10 août [1850], samedi après-midi, 2 h.
Je ne suis pas très matinale, comme vous voyez, mon cher petit homme, cela tient à ce que j’ai voulu faire mes grands nettoyagesa dès le matin. Puis le père Künckel qui vient de venir pour la dernière fois et qui a insisté de nouveau sur la nécessité des bains de mer et me recommandant de renouveler au printemps un petit traitement d’une quinzaine de jours, sans parler des divers conseils de régime à suivre. Malheureusement, toutes ces belles prescriptions ne s’accordent par avec celle de M. Louis ni avec votre loisir, ni avec votre bourse, de sorte que je les regarde comme non avenues et que je me résigne d’avance à toutes les conséquences et à toutes les rougeurs qui en résulteront. D’ailleurs, j’ai encore d’autres données dans l’âme et ce ne sont pas les moins cuisantes. Pour peu que je les garde encore longtemps, je suis capable de faire une vraie maladie ; je ne le dis pas du tout en riant, on ne rit pas avec des choses aussi lugubres, je le dis dans un profond désespoir et avec la conviction de mon impuissance à me tirer de cette affreuse position si personne ne vient à mon secours. Qu’est-ce qui a six tigres à cinq griffes à me prêter ????????????
Quelqu’un répondra-t-il ? …. Je prie et puis j’attends. J’appelle et puis j’écoute ! Voime, voime, tu as beau crier bien fort, les oreilles des hommes sont dures pour Juju.
MVHP, MS a9087
Transcription de Joëlle Roubine et Michèle Bertaux
a) « nétoyages ».
10 août [1850], samedi après-midi, 2 h. ¾
C’était le cinq août. Ô sombre destinée.
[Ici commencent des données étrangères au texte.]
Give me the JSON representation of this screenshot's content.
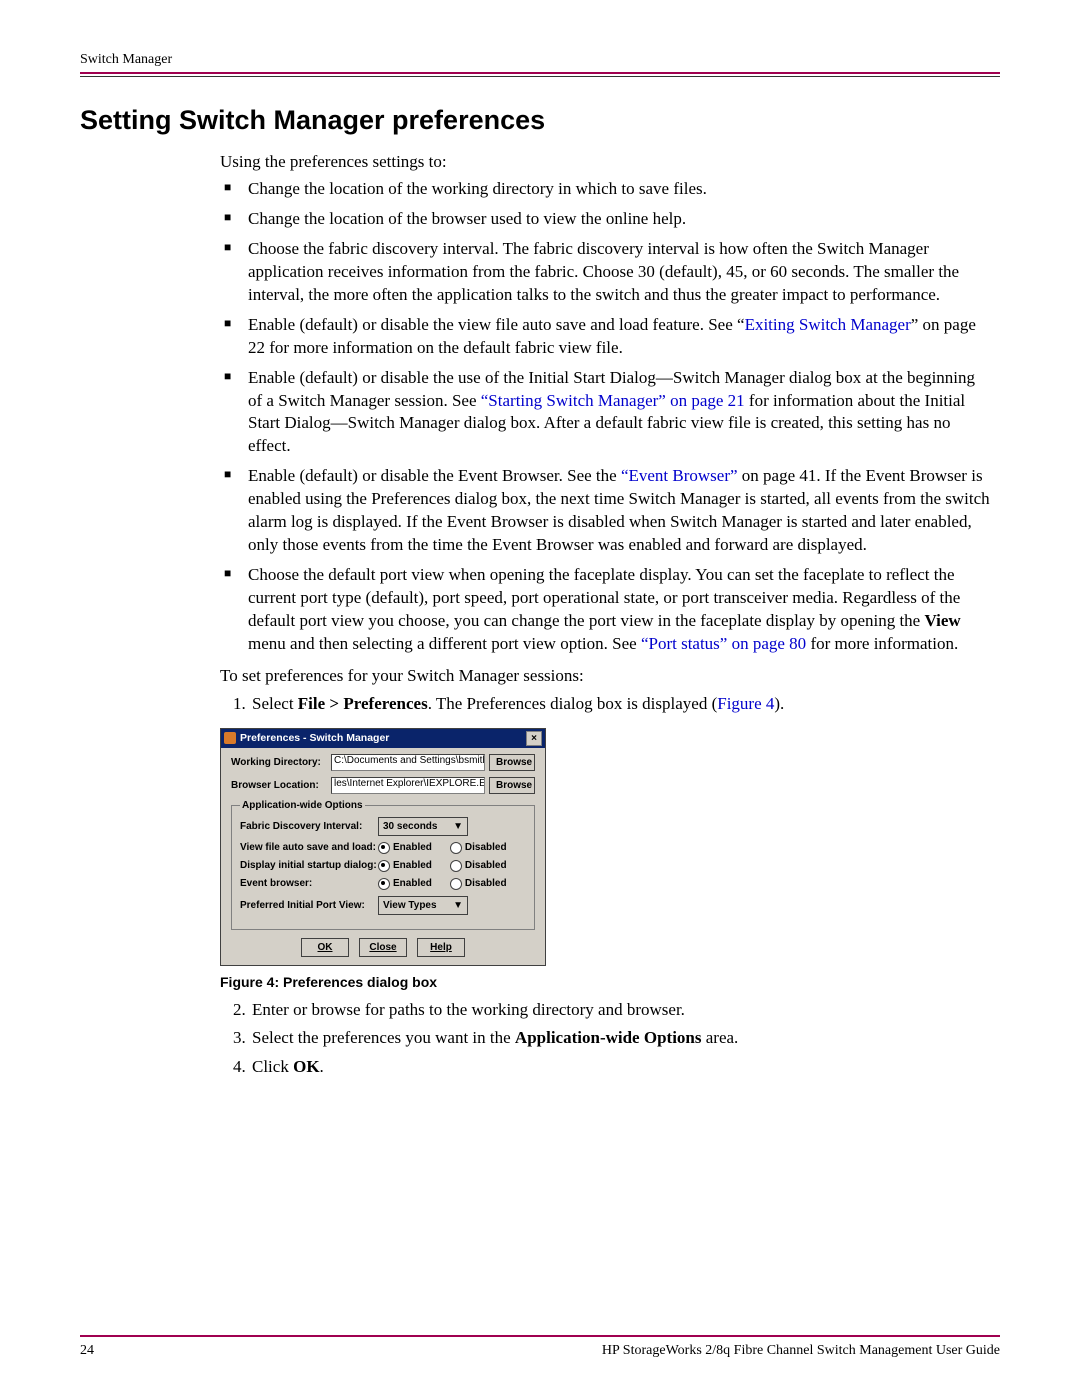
{
  "header": {
    "running": "Switch Manager"
  },
  "title": "Setting Switch Manager preferences",
  "intro": "Using the preferences settings to:",
  "bullets": {
    "b1": "Change the location of the working directory in which to save files.",
    "b2": "Change the location of the browser used to view the online help.",
    "b3": "Choose the fabric discovery interval. The fabric discovery interval is how often the Switch Manager application receives information from the fabric. Choose 30 (default), 45, or 60 seconds. The smaller the interval, the more often the application talks to the switch and thus the greater impact to performance.",
    "b4_pre": "Enable (default) or disable the view file auto save and load feature. See “",
    "b4_link": "Exiting Switch Manager",
    "b4_post": "” on page 22 for more information on the default fabric view file.",
    "b5_pre": "Enable (default) or disable the use of the Initial Start Dialog—Switch Manager dialog box at the beginning of a Switch Manager session. See ",
    "b5_link": "“Starting Switch Manager” on page 21",
    "b5_post": " for information about the Initial Start Dialog—Switch Manager dialog box. After a default fabric view file is created, this setting has no effect.",
    "b6_pre": "Enable (default) or disable the Event Browser. See the ",
    "b6_link": "“Event Browser”",
    "b6_post": " on page 41. If the Event Browser is enabled using the Preferences dialog box, the next time Switch Manager is started, all events from the switch alarm log is displayed. If the Event Browser is disabled when Switch Manager is started and later enabled, only those events from the time the Event Browser was enabled and forward are displayed.",
    "b7_pre": "Choose the default port view when opening the faceplate display. You can set the faceplate to reflect the current port type (default), port speed, port operational state, or port transceiver media. Regardless of the default port view you choose, you can change the port view in the faceplate display by opening the ",
    "b7_bold": "View",
    "b7_mid": " menu and then selecting a different port view option. See ",
    "b7_link": "“Port status” on page 80",
    "b7_post": " for more information."
  },
  "steps_intro": "To set preferences for your Switch Manager sessions:",
  "steps": {
    "s1_pre": "Select ",
    "s1_bold": "File > Preferences",
    "s1_mid": ". The Preferences dialog box is displayed (",
    "s1_link": "Figure 4",
    "s1_post": ").",
    "s2": "Enter or browse for paths to the working directory and browser.",
    "s3_pre": "Select the preferences you want in the ",
    "s3_bold": "Application-wide Options",
    "s3_post": " area.",
    "s4_pre": "Click ",
    "s4_bold": "OK",
    "s4_post": "."
  },
  "dialog": {
    "title": "Preferences - Switch Manager",
    "wd_label": "Working Directory:",
    "wd_value": "C:\\Documents and Settings\\bsmith",
    "bl_label": "Browser Location:",
    "bl_value": "les\\Internet Explorer\\IEXPLORE.EXE",
    "browse": "Browse",
    "group": "Application-wide Options",
    "interval_label": "Fabric Discovery Interval:",
    "interval_value": "30 seconds",
    "autosave_label": "View file auto save and load:",
    "startup_label": "Display initial startup dialog:",
    "eventbrowser_label": "Event browser:",
    "portview_label": "Preferred Initial Port View:",
    "portview_value": "View Types",
    "enabled": "Enabled",
    "disabled": "Disabled",
    "ok": "OK",
    "close": "Close",
    "help": "Help"
  },
  "figure_caption": "Figure 4:  Preferences dialog box",
  "footer": {
    "page": "24",
    "doc": "HP StorageWorks 2/8q Fibre Channel Switch Management User Guide"
  }
}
C’était le premier jour de ma dernière année [1] si j’en juge d’après les affreux ravages que ces cinq jours hideux ont déjà fait dans ma vie. Il paraît que ce mois caniculaire et orageux est fatal aux Juju comme aux têtes couronnées. Cette commune destinée a quelque chose de flatteur, mais pas consolant et mon découragement est à la hauteur de mon malheur. Et vous, monstre d’homme, tigre à cœur de représentant, soyez flétri, devant votre Juju qui tombe, vieux toto qui ne donnez pas vingt francs pour l’arracher à sa tombe [2]. Mais je serai vengée j’en ai la douce espérance. En attendant, je me consume à petits feux et dans les lentes agonies de la faim. C’est bien honteux pour un homme qui se prétend le représentant de cent dix-sept mille hommes civilisés. La postérité vous jugera. Quant à moi, je vous dévoue d’avance à tous les dieux infernaux et réactionnaires.
10 août, samedi soir, 10 h. ½
Je ne veux pas me coucher sans achever mon imprécation commencée. Oui, puissent tous les blafards se mettre à vos trousses pour vous houspiller, vous harceler, vous scier et vous tanner. Puissent tous les Montalembert, tous les Estancelin, tous les Parieu et tous les Rouhers y concourir. Moi seule en être cause et mourir de plaisir [3].